BLANGPIDIE – Realitasonline | Syafi’i (45) warga Dusun Setia Budi, Desa Ujung Tanoh, Kecamatan Setia, Aceh Barat Daya (Abdya) dikabarkan meninggal dunia saat melaut, Selasa (12/3/2019) subuh sekira pukul 05.00. 

euchik Ujung Tanoh, Darwis membenarkan kejadian itu. Katanya, korban sehari-hari  berprofesi sebagai nelayan di salah satu bagan apung. Seperti biasa, korban berangkat melaut pada Senin sore.

Berdasarkan pengakuan keluarga korban, ketika akan berangkat melaut, Syafii dalam keadaan kurang sehat.
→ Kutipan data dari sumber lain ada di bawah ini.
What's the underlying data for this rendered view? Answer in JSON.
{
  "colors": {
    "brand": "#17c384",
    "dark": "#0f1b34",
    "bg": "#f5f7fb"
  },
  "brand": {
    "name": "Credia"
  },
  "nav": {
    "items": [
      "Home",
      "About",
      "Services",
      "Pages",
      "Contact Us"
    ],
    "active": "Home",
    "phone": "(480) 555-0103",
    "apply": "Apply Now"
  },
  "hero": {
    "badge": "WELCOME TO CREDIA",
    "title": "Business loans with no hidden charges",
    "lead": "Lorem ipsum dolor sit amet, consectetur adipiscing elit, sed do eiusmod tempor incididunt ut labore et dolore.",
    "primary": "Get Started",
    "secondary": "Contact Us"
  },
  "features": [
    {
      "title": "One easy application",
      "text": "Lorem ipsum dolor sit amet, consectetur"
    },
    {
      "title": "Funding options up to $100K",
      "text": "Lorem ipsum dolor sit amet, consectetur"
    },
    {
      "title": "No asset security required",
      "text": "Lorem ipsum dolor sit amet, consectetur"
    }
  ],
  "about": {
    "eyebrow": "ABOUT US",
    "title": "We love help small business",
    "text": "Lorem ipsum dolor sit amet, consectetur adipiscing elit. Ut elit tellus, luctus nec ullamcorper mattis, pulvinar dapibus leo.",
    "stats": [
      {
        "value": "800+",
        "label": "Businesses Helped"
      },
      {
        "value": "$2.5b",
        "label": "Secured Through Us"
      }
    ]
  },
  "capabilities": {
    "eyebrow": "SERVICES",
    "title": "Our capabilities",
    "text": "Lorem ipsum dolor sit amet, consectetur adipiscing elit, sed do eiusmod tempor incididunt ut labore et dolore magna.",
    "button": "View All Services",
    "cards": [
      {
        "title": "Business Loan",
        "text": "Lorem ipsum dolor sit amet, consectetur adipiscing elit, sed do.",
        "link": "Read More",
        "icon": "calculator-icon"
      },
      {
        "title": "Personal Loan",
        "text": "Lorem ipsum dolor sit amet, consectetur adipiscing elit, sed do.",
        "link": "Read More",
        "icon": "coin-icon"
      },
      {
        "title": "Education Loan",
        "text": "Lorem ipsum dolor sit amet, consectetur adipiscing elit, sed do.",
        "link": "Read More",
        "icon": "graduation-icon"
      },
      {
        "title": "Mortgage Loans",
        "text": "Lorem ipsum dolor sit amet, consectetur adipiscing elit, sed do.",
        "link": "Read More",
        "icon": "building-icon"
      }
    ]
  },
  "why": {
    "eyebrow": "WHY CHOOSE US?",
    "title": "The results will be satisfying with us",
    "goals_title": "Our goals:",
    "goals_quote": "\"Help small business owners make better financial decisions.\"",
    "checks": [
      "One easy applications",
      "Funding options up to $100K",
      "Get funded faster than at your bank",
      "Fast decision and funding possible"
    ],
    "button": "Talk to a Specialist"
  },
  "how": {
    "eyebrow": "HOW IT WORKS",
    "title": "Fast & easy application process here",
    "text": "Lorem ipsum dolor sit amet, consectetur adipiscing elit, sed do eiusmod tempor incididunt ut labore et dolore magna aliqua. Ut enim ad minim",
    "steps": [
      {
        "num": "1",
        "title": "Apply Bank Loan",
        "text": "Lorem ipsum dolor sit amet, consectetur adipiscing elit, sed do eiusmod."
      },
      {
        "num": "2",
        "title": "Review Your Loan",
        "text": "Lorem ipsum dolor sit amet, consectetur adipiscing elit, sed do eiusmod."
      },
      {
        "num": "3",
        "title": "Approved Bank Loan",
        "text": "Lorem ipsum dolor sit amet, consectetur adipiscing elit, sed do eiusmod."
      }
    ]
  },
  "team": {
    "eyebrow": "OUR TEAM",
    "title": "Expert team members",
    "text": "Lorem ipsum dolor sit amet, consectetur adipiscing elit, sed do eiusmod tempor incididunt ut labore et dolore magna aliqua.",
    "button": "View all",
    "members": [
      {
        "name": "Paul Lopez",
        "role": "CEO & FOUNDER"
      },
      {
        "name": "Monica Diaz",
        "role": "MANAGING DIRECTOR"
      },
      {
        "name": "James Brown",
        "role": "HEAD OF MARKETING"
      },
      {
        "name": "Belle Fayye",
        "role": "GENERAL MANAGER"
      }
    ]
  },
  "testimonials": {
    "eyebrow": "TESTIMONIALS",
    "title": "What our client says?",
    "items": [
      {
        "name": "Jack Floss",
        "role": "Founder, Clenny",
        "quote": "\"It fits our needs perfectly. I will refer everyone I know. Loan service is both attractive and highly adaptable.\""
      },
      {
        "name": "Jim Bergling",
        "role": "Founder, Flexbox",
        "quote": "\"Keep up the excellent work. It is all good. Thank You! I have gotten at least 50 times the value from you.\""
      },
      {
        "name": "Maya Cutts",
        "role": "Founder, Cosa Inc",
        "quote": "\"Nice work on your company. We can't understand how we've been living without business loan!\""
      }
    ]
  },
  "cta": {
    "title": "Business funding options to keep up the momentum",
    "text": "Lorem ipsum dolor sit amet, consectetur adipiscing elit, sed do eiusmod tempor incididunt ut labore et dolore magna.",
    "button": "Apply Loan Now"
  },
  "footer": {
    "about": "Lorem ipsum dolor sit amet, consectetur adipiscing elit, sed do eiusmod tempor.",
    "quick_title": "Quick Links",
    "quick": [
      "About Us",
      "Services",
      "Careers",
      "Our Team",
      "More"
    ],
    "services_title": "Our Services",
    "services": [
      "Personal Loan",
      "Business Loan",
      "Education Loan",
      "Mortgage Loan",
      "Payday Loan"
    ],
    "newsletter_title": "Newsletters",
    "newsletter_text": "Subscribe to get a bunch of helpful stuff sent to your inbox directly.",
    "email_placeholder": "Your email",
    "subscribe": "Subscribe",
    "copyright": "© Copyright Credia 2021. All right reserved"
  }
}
Karena dituntut kebutuhan sehari-hari juga sebagai tulang punggung keluarga, ia memutuskan untuk tetap melaut tanpa memikirkan resiko apapun.

Pada waktu itu, Syafii sedang menarik jaring pukat bersama rekannya yang berjumlah 10 orang. Dikarenakan kondisi tubuh  kurang sehat, penyakit epilepsi yang dideritanya kambuh ketika menarik jaring pukat kedua kalinya. 

“Penyakit ayan korban kambuh, dia terjatuh ke dalam laut dengan posisi berada di dalam jaring sekitar pukul 05.00 subuh,” kata Darwis.

Melihat korban terjebak dalam jaring pukat, rekan korban lainnya segera memberikan pertolongan. Namun, saat ditemukan korban sudah meninggal dunia. Selanjutnya, korban dilabuhkan ke TPI Susoh dan dibawa ke RSU Tengku Peukan menggunakan  ambulance untuk dilakukan visum.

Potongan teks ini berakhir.